Plus qu’un revenu, Uber procure fierté et liberté à la quarantaine de chauffeurs sourds et malentendants de la métropole, des avantages qu’ils craignent de perdre avec le projet de loi sur l'industrie du taxi.
«On se sent égaux aux personnes entendantes, car nos limitations auditives ne nous empêchent pas de travailler», a expliqué Benoit Landry, sourd de naissance et chauffeur Uber depuis un an.
Selon lui, dans un marché du travail encore très discriminant envers les personnes handicapées, Uber brise les barrières. La multinationale a développé en mai 2015 des fonctionnalités spécifiques sur son application pour les chauffeurs malentendants ou sourds, comme une lumière clignotante lorsqu’un potentiel client se manifeste.

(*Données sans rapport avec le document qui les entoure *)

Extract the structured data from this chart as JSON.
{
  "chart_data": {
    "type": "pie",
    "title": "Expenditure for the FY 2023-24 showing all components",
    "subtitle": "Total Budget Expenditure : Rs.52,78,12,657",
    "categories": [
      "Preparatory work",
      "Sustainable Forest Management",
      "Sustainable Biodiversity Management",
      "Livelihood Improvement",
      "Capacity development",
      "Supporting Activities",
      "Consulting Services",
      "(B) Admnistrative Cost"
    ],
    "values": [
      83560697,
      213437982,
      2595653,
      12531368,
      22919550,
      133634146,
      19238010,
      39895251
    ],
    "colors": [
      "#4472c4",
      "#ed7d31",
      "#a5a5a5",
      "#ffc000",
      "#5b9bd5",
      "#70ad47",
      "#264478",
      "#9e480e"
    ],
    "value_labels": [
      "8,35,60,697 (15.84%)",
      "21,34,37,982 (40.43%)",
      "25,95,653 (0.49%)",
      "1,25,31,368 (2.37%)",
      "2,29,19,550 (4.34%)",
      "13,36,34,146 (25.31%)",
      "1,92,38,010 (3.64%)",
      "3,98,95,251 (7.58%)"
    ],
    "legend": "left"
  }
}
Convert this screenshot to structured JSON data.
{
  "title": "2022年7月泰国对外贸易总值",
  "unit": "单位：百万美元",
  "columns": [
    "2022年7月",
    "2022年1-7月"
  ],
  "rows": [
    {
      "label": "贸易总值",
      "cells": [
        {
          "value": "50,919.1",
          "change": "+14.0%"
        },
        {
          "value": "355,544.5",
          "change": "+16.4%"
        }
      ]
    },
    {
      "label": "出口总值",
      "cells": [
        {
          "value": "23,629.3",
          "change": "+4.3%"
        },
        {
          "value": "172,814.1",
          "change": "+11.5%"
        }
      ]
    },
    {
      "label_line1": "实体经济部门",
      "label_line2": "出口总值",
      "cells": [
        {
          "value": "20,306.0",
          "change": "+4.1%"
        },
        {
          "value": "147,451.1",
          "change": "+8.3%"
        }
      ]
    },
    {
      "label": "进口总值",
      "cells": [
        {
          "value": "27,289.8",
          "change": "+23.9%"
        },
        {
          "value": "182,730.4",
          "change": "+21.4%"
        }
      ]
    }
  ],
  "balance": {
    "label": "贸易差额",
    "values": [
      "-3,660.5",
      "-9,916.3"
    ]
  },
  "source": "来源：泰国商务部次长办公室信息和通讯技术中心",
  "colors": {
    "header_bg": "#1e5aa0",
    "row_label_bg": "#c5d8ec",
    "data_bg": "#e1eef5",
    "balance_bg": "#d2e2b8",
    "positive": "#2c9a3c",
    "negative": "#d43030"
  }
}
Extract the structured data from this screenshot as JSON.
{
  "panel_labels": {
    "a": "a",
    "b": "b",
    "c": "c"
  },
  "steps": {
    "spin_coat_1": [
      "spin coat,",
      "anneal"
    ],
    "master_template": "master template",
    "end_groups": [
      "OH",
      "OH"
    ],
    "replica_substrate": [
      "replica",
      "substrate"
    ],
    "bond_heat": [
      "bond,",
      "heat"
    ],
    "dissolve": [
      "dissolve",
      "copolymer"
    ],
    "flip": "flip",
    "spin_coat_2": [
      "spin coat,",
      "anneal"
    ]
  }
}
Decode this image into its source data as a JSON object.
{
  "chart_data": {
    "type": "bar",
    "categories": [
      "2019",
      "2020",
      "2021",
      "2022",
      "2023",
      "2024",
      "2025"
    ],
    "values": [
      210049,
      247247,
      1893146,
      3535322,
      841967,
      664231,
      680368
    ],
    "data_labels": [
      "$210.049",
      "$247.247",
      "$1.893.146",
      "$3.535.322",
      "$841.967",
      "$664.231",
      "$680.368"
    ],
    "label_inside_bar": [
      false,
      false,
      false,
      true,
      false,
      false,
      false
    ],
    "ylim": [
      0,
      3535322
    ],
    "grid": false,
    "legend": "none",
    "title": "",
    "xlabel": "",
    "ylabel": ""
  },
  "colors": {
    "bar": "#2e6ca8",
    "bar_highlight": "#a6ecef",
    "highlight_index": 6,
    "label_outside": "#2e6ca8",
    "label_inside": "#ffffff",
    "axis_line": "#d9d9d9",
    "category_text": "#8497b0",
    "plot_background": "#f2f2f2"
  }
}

«À partir du moment où tu as un permis, tu peux devenir chauffeur, lance M. Landry. J’ai déjà vu des chauffeurs en fauteuil roulant. Alors que pour être taxi, il faut passer une visite médicale et une formation notamment en communication, c’est certain que pour nous c’est impossible.»
Sortir de l’exclusion
Actuellement employé à temps plein dans une institution bancaire, Benoit Landry se définit comme chauffeur à temps partiel, mais d’autres ont trouvé dans ce service un emploi à temps plein.
«Pour 80% de la communauté sourde, c’est très difficile de trouver un emploi et Uber a permis à plusieurs de sortir de l’aide sociale ou du chômage», a-t-il ajouté.
Sensibiliser le client
Pour M. Landry, l’intégration professionnelle des personnes sourdes est au bénéfice de toute la société, puisqu’elle permet aussi de sensibiliser le public.
Lorsqu’il réserve son Uber, le client est avisé que son chauffeur sera sourd et est libre de refuser. «Personne ne m’a refusé jusqu’à présent, et je conduis aussi bien qu’un entendant. Mes yeux sont mes oreilles», ajoute celui qui tient un volant depuis plus de 30 ans.
L’industrie en retard
Difficile pour ce cinquantenaire d’envisager faire du taxi, les exigences de l’industrie n’ayant pas été pensées pour des personnes avec son handicap.
«Je peux comprendre la frustration des chauffeurs de taxi face à Uber, mais ils ne pensent pas à l’accessibilité, et ça aussi c’est frustrant», a mentionné Benoit Landry, qui espère que la multinationale restera au Québec.
À la Société de l'assurance automobile du Québec (SAAQ), on confirme qu’une personne atteinte de surdité totale ne peut détenir un permis de classe 4 C, nécessaire pour devenir taxi.
Le ministère des Transports et les représentants des taxis n’ont pas souhaité commenter.